Arsenal are now under severe pressure to perform better than they have thus far during this young season. The Gunners have really sputtered out of the gate, raising questions about their cohesiveness even during victories.
They have played five games since the new season kicked off and have only won two. Both—the opening-day win versus Crystal Palace and their triumph over Besiktas—were extremely narrow results and could easily have been draws or losses.
Arsenal have not lost yet, but they are objectively better than every team they have played so far. Victories over inferior opponents are necessary for a title challenger to provide a cushion against elite clubs.
Their latest blunder came on Sunday against Leicester City, as the Gunners left with a fortunate 1-1 draw.

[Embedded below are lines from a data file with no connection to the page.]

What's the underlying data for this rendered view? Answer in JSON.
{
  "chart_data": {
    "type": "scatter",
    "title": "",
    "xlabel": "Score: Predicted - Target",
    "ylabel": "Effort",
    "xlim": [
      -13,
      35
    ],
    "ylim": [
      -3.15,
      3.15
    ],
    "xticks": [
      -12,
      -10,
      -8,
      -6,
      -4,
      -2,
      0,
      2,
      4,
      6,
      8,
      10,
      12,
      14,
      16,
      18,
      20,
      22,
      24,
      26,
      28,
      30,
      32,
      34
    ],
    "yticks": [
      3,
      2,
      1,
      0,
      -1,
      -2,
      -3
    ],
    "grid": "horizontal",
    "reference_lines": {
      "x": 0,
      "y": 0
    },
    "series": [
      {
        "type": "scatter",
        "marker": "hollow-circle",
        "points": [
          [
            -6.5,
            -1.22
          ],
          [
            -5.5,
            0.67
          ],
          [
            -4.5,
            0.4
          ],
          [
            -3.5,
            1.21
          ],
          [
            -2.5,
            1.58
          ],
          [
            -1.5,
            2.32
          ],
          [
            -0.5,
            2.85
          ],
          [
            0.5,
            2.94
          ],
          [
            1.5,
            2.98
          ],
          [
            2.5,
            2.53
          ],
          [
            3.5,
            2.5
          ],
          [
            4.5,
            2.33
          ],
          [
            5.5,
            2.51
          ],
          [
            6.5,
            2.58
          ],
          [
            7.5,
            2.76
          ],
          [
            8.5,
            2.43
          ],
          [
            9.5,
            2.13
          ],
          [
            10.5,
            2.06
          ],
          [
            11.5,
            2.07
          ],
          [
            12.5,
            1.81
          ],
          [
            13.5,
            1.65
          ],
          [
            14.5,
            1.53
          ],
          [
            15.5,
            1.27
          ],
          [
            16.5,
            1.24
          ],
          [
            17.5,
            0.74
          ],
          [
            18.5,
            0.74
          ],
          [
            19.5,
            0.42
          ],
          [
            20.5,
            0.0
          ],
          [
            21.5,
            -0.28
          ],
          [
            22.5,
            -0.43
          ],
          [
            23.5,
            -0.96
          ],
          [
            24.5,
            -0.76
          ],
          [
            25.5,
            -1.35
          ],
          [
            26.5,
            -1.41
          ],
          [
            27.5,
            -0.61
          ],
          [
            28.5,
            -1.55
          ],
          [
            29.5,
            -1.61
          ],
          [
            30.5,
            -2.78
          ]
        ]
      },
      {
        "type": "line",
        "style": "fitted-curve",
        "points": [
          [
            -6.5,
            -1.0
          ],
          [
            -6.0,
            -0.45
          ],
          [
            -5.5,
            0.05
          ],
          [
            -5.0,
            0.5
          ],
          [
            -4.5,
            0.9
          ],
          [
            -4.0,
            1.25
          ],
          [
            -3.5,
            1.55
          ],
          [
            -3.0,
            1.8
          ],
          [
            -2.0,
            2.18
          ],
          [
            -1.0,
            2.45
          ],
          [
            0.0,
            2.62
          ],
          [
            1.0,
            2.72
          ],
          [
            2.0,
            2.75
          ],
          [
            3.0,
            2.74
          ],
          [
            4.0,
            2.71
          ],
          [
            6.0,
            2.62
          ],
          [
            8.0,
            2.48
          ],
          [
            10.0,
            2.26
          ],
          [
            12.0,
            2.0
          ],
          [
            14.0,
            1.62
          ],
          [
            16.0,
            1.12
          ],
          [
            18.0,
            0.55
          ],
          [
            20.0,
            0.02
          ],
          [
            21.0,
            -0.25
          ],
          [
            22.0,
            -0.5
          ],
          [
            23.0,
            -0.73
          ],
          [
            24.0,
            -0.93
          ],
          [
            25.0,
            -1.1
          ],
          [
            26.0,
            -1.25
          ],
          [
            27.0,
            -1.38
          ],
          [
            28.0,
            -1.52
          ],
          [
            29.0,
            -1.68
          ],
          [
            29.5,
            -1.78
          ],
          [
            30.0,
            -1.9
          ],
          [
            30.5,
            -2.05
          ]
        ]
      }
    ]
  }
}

The Foxes performed extremely well for a newly promoted side, but Arsenal put in an abject performance and have little to be proud of. Their defense was ripped apart on numerous counterattacks and there was no attacking bit whatsoever.
Much of the blame for Arsenal's inability to put the ball in the back of the net will be placed on the shoulders of young Yaya Sanogo.
Arsenal have not had sufficient depth at striker for years. Even when they had Robin van Persie converting every chance he had, there was only a grossly incompetent Marouane Chamakh to relieve him.
But at least they had a like-for-like replacement.
When Van Persie left and Olivier Giroud was brought in, no one else who possessed the Frenchman's attributes was available to deputize in case of injury, suspension or fatigue.
It is incredible that a team with aspirations of winning the title has allowed itself to erode so much in arguably the most important position on the pitch.
Arsenal now find themselves in just the position they had never adequately planned for: Giroud has suffered a long-term injury and Sanogo is the only available like-for-like replacement.
Alexis Sanchez can play up front—and is favored by Arsene Wenger in that position, according to Matt Barlow of the Daily Mail—but at 5'6", he is not terribly effective as a lone striker. A solo striker in Arsenal's system needs to be large and adept at holding the ball up so that the midfielders and wingers can play off him.
Sanogo (6'3") is big enough to do so and consequently has had the pressure of carrying Arsenal's attack heaped on his shoulders involuntarily.
That is an extraordinary amount of expectation surrounding a 21-year-old who has not yet scored for Arsenal in a competitive match.
That is not his fault, of course. Arsenal should have bought adequate cover for Giroud long ago, and Sanogo should be on a loan spell with an inferior team that will give him regular playing time.
Arsenal really just need to dip into the transfer market and purchase a short-term solution, slim though the pickings are.
But while the Daily Mail's Sami Mokbel reported the Gunners were interested in Loic Remy before his move to Chelsea, Wenger's post-Leicester remarks suggest that he is reluctant to seek an external solution.
Barring such a move, Sanogo will bear more responsibility and be more scrutinized than any other Arsenal player.